There's something a little awkward about twerking along to the music on a stationary bike when it's just the dog staring blankly at you under the fluorescent lighting of your bedroom. It's better when your fitness instructors join in and you have a whole class acting-a-fool alongside you. The bass rumble and lights of a DJ system don't hurt either.

And, while Peloton tries to reinforce accountability through their app and leaderboard, they'll never provide the relationships you build with your coaches, the socially-distant air-fives and air-hugs they give you, or their true interest in you as a human being.

Relationships Bring Us Back

In 2018 I drove down to San Antonio to participate in a local competition hosted by CrossFit Optimistic. It was one of only two times I'd set foot inside that gym, but I'll be damned if I'm not friends with owner Michael Martinez on Facebook. In 2019 I joined CrossFit Fearless for a short period of time and quickly became obsessed with the livelihood of everyone in that gym. I even sat down with the owner Carlos Martinez over coffee one morning to consult on his website's SEO.

Equipment Is Only Part of the Equation

I've always been a firm believer in the adage, “Give a man a fish, and you feed him for a day. Teach a man to fish, and you feed him for a lifetime.” It's with that reasoning I've spent the last two years earning my CrossFit Level 1 certification and hoarding fitness equipment so I had the knowledge to train myself and the means to do so.

Unfortunately, if quarantine has taught me anything, it's that you can have all the equipment and knowledge in the world, but having is a far cry from using.

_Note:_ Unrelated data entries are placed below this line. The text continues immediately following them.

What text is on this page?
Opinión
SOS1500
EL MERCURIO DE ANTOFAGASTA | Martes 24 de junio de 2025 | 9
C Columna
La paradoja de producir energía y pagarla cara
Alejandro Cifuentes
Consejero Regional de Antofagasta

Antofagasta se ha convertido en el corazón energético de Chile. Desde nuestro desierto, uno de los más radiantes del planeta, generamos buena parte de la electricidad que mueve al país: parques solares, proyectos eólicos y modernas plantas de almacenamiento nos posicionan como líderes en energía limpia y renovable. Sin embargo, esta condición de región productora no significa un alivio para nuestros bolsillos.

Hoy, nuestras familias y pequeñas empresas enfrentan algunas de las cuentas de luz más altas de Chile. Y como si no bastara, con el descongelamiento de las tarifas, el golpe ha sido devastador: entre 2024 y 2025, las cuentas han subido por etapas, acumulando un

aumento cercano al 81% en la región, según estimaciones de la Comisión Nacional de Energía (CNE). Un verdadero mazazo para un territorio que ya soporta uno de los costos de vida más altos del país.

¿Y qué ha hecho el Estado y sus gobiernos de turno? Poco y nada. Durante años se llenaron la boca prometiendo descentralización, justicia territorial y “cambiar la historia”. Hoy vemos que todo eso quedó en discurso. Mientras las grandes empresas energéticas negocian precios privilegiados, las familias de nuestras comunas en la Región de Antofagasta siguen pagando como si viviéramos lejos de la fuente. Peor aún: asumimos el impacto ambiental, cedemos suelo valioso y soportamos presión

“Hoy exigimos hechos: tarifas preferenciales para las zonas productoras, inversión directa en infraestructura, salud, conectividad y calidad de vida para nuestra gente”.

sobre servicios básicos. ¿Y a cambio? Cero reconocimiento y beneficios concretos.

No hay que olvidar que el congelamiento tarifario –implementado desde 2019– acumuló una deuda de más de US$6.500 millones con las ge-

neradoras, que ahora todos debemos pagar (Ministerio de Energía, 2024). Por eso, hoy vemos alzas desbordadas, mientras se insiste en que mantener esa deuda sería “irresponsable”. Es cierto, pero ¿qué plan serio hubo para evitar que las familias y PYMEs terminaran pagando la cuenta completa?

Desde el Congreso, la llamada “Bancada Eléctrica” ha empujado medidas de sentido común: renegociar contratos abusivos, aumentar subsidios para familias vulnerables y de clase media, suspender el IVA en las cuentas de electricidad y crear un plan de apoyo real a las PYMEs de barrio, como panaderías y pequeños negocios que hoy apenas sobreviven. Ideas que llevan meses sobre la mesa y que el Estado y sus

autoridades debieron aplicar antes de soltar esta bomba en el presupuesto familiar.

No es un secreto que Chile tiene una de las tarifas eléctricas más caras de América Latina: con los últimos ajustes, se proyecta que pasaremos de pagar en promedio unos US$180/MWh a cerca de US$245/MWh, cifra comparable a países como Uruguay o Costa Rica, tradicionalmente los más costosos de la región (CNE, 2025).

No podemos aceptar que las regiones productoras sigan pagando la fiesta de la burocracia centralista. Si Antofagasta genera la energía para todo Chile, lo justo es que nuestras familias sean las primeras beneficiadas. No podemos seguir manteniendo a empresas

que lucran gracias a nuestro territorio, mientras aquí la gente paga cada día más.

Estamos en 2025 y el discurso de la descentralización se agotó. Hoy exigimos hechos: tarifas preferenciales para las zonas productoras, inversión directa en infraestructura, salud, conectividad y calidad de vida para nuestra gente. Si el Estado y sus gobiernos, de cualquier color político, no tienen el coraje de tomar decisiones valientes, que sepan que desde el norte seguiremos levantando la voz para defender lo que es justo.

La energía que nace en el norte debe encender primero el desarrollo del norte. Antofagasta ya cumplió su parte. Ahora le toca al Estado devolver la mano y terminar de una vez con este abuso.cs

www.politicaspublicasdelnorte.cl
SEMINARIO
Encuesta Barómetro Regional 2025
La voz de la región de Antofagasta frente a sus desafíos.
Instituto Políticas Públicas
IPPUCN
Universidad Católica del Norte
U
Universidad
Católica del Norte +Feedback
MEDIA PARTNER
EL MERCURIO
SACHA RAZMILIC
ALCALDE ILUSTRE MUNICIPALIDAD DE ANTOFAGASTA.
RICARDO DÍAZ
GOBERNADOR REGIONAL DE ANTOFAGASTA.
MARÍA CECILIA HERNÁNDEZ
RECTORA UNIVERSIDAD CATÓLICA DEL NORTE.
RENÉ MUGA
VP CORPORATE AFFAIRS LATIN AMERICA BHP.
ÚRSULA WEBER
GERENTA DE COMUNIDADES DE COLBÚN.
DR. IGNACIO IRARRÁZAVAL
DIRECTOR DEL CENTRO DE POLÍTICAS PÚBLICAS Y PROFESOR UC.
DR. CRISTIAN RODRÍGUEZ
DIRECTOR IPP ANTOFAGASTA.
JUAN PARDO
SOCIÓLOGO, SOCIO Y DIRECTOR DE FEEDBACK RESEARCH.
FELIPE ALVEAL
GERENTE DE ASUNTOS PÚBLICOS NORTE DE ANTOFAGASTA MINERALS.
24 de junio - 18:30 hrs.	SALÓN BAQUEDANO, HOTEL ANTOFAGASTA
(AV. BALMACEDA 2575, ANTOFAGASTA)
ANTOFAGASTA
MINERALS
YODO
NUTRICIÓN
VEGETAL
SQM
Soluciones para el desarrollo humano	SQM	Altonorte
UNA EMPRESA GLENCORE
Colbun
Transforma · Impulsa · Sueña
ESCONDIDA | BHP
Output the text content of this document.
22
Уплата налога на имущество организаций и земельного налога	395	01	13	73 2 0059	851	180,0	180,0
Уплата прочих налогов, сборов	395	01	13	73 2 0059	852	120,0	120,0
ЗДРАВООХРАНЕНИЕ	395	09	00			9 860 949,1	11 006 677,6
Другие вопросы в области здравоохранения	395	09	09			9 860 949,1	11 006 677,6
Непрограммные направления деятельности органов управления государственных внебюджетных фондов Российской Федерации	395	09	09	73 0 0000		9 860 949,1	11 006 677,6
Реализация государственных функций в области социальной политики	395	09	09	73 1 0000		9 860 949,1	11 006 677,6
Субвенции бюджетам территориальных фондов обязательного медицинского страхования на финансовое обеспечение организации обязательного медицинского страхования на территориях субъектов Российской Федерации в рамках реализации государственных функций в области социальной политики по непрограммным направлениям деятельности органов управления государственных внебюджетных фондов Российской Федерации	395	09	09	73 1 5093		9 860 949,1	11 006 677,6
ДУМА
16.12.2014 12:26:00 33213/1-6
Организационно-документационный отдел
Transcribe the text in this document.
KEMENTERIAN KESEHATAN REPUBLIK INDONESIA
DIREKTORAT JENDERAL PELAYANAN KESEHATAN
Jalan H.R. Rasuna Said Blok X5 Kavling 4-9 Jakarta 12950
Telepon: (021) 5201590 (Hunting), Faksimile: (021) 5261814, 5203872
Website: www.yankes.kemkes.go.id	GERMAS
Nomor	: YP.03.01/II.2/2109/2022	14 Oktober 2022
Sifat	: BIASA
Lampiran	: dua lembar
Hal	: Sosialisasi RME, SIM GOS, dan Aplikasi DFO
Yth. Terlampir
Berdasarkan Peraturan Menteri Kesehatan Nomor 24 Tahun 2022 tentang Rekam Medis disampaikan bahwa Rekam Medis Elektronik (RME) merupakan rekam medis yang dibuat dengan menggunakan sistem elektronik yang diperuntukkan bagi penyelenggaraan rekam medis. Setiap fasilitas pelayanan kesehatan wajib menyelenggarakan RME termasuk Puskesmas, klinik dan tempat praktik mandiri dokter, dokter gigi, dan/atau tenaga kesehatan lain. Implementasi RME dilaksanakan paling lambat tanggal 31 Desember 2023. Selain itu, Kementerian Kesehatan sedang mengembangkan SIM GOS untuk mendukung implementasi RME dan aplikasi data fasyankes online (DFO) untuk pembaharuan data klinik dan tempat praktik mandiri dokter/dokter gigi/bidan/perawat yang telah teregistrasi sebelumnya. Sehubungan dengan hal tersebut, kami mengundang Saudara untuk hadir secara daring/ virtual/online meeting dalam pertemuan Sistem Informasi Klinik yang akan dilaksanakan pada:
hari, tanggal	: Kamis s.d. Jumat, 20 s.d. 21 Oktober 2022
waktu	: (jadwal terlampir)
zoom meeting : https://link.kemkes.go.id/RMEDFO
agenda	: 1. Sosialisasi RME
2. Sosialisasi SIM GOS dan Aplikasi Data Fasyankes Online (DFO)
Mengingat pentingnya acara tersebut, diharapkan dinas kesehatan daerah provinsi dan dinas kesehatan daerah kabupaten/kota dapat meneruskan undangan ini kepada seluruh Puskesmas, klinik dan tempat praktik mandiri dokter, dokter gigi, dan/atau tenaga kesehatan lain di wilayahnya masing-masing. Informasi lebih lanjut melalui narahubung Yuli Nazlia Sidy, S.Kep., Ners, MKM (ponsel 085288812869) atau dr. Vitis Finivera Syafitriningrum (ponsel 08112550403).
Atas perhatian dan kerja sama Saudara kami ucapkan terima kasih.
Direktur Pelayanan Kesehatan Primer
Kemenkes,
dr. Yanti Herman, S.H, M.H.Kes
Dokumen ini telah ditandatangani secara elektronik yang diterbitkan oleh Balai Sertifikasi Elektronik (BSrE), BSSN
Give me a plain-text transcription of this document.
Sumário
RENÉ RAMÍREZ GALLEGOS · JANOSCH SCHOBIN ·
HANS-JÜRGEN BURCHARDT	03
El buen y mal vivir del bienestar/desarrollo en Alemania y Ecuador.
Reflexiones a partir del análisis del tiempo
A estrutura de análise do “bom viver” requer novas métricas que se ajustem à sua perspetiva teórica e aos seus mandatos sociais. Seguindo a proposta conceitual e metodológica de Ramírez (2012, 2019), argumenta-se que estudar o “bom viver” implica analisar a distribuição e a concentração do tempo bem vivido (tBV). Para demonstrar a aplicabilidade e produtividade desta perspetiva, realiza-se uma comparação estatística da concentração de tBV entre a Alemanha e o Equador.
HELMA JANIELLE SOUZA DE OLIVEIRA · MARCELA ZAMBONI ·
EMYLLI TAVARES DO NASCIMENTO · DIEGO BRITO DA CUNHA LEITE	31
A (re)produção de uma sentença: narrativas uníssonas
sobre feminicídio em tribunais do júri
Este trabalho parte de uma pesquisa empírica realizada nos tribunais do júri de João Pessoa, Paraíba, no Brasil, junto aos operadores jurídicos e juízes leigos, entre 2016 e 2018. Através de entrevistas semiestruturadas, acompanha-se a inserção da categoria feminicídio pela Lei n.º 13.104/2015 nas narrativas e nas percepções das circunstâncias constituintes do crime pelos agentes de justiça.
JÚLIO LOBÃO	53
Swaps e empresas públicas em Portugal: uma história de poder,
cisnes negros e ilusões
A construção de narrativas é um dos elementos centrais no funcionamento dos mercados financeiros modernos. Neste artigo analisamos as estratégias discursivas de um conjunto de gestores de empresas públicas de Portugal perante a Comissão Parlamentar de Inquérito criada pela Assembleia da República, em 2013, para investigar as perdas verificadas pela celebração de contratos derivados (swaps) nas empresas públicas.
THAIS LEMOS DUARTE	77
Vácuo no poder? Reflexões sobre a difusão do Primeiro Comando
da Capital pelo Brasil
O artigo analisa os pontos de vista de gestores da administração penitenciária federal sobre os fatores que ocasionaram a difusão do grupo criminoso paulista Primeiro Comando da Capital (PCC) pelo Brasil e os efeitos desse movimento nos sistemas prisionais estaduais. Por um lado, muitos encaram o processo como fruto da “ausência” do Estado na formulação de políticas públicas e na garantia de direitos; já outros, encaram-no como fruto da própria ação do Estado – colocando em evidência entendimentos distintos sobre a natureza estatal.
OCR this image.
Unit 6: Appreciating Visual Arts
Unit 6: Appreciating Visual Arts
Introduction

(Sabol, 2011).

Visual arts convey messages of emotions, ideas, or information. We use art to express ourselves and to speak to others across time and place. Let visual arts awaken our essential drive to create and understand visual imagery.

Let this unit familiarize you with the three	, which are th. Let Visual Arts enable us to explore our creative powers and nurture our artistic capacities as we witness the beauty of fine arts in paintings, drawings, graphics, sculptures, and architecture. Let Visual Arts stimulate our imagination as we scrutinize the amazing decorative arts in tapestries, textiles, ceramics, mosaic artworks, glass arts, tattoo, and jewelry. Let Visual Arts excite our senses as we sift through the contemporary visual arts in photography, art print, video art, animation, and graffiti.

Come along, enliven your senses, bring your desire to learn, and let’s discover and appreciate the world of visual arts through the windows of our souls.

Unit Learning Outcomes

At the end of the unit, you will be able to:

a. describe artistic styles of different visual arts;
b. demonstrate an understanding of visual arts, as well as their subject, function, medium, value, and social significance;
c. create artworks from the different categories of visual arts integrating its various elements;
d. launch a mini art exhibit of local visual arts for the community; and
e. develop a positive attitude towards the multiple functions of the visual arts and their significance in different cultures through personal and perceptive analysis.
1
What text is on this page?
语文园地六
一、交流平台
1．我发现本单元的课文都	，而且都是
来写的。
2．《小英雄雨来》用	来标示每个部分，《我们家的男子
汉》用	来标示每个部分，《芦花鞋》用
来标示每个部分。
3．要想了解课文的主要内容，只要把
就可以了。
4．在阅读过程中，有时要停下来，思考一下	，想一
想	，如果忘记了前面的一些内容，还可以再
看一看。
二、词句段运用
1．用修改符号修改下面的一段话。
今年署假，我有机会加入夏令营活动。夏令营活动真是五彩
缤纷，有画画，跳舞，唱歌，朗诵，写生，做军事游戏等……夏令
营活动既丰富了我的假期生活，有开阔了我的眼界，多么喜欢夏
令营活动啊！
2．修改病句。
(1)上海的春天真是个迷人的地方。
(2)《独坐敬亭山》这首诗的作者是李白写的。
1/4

I'd say the shape I'm in now is much more reminiscent of the years I spent at Gold's Gym and 24-Hour Fitness in college, than when I was doing spin and CrossFit. That is, my shape is much more round. So then it goes without saying that there's a reason Gold's and 24-Hour have both filed for bankruptcy: large gyms have delivered the means of fitness but not the accountability that drives the results.

Where Large Gyms Let Us Down

Therefore, if having is a far cry from using, then using is also a far cry from using correctly.

There's nothing wrong with digital training, and there's nothing wrong with a large gym that gives you the equipment, but not the coaching or the community. They're important pieces to a puzzle, but you need all the pieces to achieve the desired image. Whether that's a workout buddy, a personal training coach, or a small class environment, it's different for everyone.

Studio Fitness Is Here to Stay

Learning how to survive in a digital world has been a good exercise for gyms and fitness studios. Learning that they have the resources and capacity to train at home has been good for studio fitness members. Expanding access to equipment has been good for equipment manufacturers and those with the means to purchase from them. The end result of all this could be a healthier world when we return to the gym, because we now feel more comfortable with a home fitness element to compliment our studio fitness primary.

I've ordered a Peloton, but it'll never replace Sandy, Deb, and Ali. It's possible I've nicknamed my dumbbells 'Oscar and Michael', but the dumbbells are far from equivalent to the two gym owners they're named after.

The day can't come soon enough that I'm able to find new gyms and their respective communities, now that I've moved to Brooklyn during quarantine. Their value will never be lost upon me, no matter how many burpees I do in my kitchen in the meantime.

Editor's note: This article is an op-ed. The views expressed herein and in the video are the author's and don't necessarily reflect the views of BarBend. Claims, assertions, opinions, and quotes have been sourced exclusively by the author.